One immigrant, born in North Mexico has made a life for herself in Corpus Christi with five daughters and a husband. She recalls her difficult journey arriving into this country 16 years ago.
“I came into this country with a smuggler through though the bridge," she said. "Immigration behaved very badly, they tried to take away my daughter.”
Seeking assistance from a lawyer, she hoped to arrange her daughter's paperwork to be considered as a dreamer. That was four years ago.
“When DACA was approved we were left with all the paper work to send out because that's when everything was canceled,” she said.
The news of president-elect Biden hoping to provide an eight-year oath to citizenship for an estimated 11 million people living in the United States without legal status has provided a solution that immigration attorneys hope to learn about over the upcoming 10 days.

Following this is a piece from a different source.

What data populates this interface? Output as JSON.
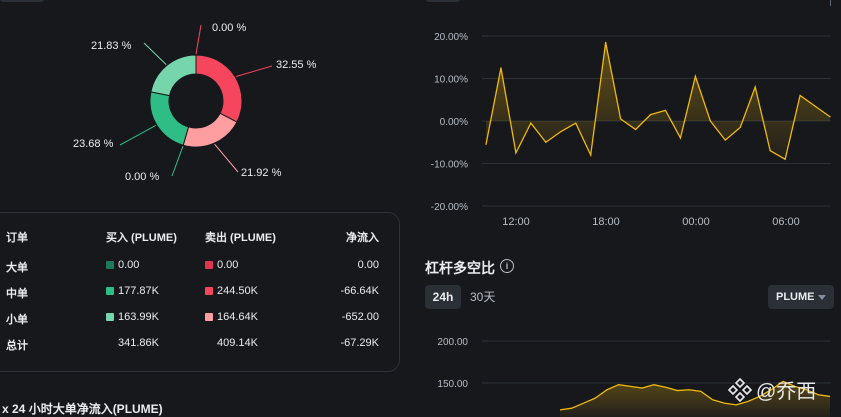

“Finding a more permanent solution for that group of kids, he (Biden) has also talked about implementing something called DAPA which would be basically, Deferred Action for Parents of American Children,” said Debra Rodriguez, a partner at the Corpus Christi law firm Rodriguez & Moretzsohn.
While the new legislation would provide faster pathways to citizenship, it also includes the traditional trade-off of enhanced border security which is favored by many conservatives. But Rodriguez points out the resources will still be there.
“What the Biden administration is saying is we’re going to take that money that was previously being spent on the wall and going to use that money to give resources to ICE and CPB,” she said.
The discussion of President-elect Biden making immediate changes has brought hope to people to begin to resolve the major issue of immigration.
“Our hope has been there since the Obama administration, we thought he would help us but no and that is something we always have,”said a woman immigrant and Corpus Christi resident.
Under the legislation, those living in the U.S. as of Jan. 1, 2021, without legal status would have a five-year path to temporary legal status, or a green card, if they pass background checks, pay taxes and fulfill other basic requirements. From there, it's a three-year path to naturalization, if they decide to pursue citizenship.
For the young people who arrived in the U.S. illegally as children, as well as agricultural workers and people under temporary protective status, they could qualify more immediately for green cards if they are working, are in school or meet other requirements.